Parents Are Taking the Fun Out of Toys - grellas
http://online.wsj.com/article/SB10001424052748704171004576148803456172910.html?mod=WSJ_Opinion_LEADTop

======
lurker19
I do not understand the author's vehement opposition to marketing that
encourages parents to take an interest in their children's development.
(Actually, I do. Like Amy Chua, she is using the WSJ to promote her book,
while she hypocritically condemns toymakers for promoting their work)

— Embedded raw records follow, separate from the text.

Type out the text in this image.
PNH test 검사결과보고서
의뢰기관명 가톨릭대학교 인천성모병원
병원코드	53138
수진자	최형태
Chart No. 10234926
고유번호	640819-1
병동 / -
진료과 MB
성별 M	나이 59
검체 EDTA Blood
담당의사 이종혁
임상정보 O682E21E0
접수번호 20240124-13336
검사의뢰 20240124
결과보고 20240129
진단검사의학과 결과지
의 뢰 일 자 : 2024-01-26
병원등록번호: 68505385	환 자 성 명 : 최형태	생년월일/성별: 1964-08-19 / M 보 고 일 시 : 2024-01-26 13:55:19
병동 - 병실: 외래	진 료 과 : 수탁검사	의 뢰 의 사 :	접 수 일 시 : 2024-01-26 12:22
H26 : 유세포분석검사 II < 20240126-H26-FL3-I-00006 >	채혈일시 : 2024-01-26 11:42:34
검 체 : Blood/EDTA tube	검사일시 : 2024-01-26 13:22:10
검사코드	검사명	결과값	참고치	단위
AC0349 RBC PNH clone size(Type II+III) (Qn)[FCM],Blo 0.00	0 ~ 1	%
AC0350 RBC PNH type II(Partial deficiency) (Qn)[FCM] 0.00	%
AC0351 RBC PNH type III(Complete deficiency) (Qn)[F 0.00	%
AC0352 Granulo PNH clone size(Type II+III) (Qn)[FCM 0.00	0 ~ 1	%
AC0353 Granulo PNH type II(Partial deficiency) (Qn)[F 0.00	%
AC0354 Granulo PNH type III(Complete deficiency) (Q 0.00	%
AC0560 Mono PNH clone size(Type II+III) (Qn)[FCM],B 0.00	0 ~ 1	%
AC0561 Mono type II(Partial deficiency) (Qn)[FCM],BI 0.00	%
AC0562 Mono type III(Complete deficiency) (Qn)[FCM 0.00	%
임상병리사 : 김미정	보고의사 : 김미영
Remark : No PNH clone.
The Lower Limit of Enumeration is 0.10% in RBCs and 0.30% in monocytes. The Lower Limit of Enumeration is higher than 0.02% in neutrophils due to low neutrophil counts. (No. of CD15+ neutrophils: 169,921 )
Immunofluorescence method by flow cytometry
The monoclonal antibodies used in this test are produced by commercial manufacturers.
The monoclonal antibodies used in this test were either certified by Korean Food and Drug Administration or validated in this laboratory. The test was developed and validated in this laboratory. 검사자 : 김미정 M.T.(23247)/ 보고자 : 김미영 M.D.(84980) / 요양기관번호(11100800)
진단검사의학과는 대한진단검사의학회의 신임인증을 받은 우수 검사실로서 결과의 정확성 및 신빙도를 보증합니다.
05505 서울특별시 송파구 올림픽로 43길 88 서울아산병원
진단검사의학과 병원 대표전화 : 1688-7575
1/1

Sure, these claims are cheesy and not backed by scientific method; most
advertising shares these flaws. But I would rather these toys be marketed by
promoting actual meaningful developmental benefits and getting parents
thinking, rather than relying on Mickey Mouse's or Dora's face. It is a step
in the right direction.

Is the author similarly opposed to foodmakers promoting nutritional benefits?
Would she argue that parents should just thoughtlessly feed their kids
whatever seems like kid food?

About the stationary trike she resents, I think that is a great toy for a city
family that doesn't want Junior triking into the street in front of the
apartment. Live and let live.

------
Dylanlacey
This is not a new phenomenon. Any time there is a commercial interest to be
had pushing one variety of thing over another, people will try to extend their
value propisition by listing advantages inherent in their product (Or in the
users!)

All To-do lists can help you get organized. All social networks can help you
connect with friends, but being _connected_ is why people are friends in the
first place.

It's sad that people need to deliberately emphasize these points, but if they
don't, the more complex systems for which benefits NEED to be explained get
more attention, deserved or not.

I don't see the need for use-cases for most products, but once you mix in
other, competing products with the inherent fear people have of being a bad
[Responsible Entity] (Be that parent, boss, developer), giving them becomes a
more attractive option. As long as your own work advertises its use fairly,
without fear, you're on sturdy moral ground AFAIC.

------
zwieback
Parents go through this phase when their kids are 0-5 where they are already
aggravated and think complaining about toys/diapers/preschool/food is
interesting and funny. Other parents in the same situation might find it
interesting, I know I did. I also know my kids liked certain toys but not
others when they were little but they always preferred pots and pans and
cardboard boxes to their toys, which quickly got sent to Goodwill.

Then, when your kids start to think for themselves it's amazing how quickly
they figure out whether something is lame or awesome. And it's not at all
obvious to me where my daughters draw the line. They think Justin Bieber is
lame and Lady Gaga is awesome (no big surprise there) but they also think Doc
& Merle Watson playing "Twin Sisters" is awesome.

------
steve918
I've heard a few people refer to this type of thing as 'gamification' these
days. The term seems to be skewed in the same way in that achievements are the
way people seem to think anything becomes a game.

------
nazgulnarsil
if the kids enjoy the toys who cares how they market them to parents.